Corona-Pandemie
Ein Fest der Unschärfe

- hochgeladen von martin krusche
Der Pfingstsonntag hat für Gläubige als 50. Tag der Osterzeit besonderen Rang. Gott sandte einst den heiligen Geist zu den Menschen. Das Banner über dem Gleisdorfer Kirchenportal nennt das Ziel. Er „stiftet Gemeinschaft und Frieden“.
Am Platz vor dem Kirchriegel schien dieser Effekt noch zu wackeln. Eine der Tafeln aus dem Kreis Protestierender forderte „Schluß mit dem Affen-Theater“. Ein Banner am muskulösen Lautsprecherwagen verkündete: „Nein zum Impfzwang“, der ohnehin nicht in Sicht ist.
Die Nummer ist ein Klassiker. Man behauptet ein Problem, als dessen Lösung man sich anbietet. Man gibt seine Partikularinteressen als allgemeines Interesse aus, egal wie klein dieses „Wir“ gerade ist und wie tief die konkreten Interessen dieses Grüppchens im Nebel der Unschärfe verbleiben.
Das Fest der Unschärfe formierte sich zu einer profanen Prozession, die am Gastgarten der Laurenzibräu vorbeizog. Winkend. Von den Tischen wurde zurückgewinkt. Da saßen immerhin zwei Stadtpolitiker, mit denen man ein Gespräch hätte suchen können, falls man ein konkretes politisches Anliegen hat.
Meine bevorzugte Annahme lautet: Wenn wir nicht dafür sorgen können, daß Menschen aus Politik und Zivilgesellschaft sich wieder tauglich verständigen, um schließlich zu kooperieren, ebnen wir Wege zu einem autoritären Staat. Das macht nun Arbeit auf beiden Seiten.
Was Gleisdorf angeht, Kulturreferent Karl Bauer und Gemeinderat Josef Tschida sind umgängliche Männer, kommunikativ und mit oststeirischen Belangen gut vertraut. Wie leicht wäre es, mit ihnen eine Gesprächs- und Arbeitssituation herbeizuführen. Aber offenkundig geht es nicht um politisches Engagement, sondern um Spannungsabfuhr, Geselligkeit und etwas Spaß unter Polizeigeleit.

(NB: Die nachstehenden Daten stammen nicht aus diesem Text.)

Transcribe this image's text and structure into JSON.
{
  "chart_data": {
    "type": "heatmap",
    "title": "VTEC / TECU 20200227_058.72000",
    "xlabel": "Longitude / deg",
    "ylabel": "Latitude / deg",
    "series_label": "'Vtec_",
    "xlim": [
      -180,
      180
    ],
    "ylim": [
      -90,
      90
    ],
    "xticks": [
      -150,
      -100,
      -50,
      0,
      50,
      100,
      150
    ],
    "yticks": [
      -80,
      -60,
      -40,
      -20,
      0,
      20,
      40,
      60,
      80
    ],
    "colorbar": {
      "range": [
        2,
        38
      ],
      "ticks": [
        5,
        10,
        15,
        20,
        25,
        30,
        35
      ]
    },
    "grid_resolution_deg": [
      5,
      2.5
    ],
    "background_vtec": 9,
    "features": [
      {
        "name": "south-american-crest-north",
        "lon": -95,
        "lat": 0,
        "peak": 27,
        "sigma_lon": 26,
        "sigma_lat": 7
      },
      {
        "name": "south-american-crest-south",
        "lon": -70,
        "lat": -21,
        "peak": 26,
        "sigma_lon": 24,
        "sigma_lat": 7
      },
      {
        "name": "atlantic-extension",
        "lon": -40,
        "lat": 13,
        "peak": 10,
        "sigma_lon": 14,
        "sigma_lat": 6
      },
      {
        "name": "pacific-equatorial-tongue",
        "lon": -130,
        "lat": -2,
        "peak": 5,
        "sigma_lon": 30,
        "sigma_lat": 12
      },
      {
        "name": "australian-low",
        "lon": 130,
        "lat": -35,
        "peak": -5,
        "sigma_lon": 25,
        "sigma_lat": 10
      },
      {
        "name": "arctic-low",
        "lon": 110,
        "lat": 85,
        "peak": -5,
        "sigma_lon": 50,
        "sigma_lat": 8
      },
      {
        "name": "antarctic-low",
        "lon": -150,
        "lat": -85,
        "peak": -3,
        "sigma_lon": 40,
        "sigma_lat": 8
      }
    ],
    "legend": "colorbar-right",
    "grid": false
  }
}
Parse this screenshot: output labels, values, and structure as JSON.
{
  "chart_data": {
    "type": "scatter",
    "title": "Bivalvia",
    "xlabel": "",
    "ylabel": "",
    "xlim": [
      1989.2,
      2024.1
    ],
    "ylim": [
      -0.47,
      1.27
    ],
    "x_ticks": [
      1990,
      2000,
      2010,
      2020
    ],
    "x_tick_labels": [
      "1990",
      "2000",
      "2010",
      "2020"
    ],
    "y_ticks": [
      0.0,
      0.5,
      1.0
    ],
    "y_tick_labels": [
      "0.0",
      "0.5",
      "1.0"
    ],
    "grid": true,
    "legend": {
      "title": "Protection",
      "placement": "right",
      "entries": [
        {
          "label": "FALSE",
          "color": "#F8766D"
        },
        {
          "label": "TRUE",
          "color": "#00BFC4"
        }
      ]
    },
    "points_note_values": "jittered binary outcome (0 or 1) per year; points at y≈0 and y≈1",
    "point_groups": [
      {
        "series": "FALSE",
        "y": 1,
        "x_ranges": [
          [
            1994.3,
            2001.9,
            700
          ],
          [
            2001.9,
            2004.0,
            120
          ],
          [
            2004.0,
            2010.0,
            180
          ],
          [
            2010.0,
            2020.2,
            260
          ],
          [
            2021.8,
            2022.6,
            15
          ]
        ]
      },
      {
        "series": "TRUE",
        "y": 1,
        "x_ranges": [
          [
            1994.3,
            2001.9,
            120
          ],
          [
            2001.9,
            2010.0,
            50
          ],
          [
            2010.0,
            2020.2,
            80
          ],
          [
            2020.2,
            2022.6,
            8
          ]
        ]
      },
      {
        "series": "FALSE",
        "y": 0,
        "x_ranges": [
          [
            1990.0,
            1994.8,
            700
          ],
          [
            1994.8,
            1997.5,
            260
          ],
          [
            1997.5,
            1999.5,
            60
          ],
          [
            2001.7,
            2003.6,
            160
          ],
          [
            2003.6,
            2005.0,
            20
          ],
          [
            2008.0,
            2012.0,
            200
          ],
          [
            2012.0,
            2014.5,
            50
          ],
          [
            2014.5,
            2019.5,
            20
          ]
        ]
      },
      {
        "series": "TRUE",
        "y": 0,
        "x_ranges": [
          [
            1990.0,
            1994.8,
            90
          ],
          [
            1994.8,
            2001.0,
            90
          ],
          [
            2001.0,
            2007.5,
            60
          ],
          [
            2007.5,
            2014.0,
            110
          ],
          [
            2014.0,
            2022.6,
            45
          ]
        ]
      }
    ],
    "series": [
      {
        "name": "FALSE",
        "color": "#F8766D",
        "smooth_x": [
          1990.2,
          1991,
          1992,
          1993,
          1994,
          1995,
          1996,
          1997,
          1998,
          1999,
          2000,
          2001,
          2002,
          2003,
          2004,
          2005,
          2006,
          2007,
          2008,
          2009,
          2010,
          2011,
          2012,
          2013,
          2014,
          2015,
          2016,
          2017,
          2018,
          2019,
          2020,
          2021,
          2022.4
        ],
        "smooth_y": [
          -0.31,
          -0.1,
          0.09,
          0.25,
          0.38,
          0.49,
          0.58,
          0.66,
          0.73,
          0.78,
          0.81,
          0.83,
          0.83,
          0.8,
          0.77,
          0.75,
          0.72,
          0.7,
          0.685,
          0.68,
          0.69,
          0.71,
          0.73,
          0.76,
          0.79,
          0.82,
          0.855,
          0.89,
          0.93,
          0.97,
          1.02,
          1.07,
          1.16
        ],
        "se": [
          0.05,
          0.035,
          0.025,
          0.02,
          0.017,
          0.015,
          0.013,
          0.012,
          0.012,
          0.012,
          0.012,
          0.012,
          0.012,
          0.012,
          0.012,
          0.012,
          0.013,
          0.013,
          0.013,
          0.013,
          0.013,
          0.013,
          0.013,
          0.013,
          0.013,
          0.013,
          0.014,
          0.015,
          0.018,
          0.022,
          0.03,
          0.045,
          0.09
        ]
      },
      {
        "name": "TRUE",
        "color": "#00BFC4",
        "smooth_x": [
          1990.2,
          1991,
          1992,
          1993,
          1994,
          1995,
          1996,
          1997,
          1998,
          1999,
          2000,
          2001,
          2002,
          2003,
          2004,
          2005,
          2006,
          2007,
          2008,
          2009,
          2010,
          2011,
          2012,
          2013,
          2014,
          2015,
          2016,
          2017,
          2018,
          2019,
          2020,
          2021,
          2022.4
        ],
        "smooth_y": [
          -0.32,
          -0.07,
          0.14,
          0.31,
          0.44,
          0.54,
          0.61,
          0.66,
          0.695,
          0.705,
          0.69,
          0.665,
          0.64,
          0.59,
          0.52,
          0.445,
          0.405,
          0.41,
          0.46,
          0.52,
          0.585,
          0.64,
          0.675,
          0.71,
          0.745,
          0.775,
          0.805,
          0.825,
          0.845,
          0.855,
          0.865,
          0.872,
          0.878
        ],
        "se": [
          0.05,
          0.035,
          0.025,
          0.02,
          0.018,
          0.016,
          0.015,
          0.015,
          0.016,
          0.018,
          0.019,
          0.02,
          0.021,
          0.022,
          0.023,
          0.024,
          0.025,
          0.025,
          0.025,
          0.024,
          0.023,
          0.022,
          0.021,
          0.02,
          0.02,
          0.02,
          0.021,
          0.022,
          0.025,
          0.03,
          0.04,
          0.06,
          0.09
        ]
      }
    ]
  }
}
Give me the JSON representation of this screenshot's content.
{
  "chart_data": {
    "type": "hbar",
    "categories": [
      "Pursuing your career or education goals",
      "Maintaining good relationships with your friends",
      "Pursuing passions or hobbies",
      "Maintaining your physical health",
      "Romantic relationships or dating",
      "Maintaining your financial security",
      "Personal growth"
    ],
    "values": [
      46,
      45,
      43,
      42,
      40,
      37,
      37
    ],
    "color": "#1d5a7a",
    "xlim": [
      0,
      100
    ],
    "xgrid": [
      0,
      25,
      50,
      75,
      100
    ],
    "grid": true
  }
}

Die Mühen der konkreten politischen Arbeit sind ja auch wirklich vergleichsweise sauer, wenn man stattdessen winkend durch die Stadt ziehen kann, dabei via Lautsprecher einen Vortrag abspult, der das ganze Geschehen zur holpernden Wanderkonferenz macht, bei der sich die bewegten Seelen sehr rebellisch fühlen können, weil sie mit der Polizei zu tun haben, ohne daß ihnen Unbill droht. Es hat schon was, daß die frische Pfingstvision dieser Leute auf dem oben genannten Schild genau so formuliert wurde: „Schluß mit dem Affen-Theater“.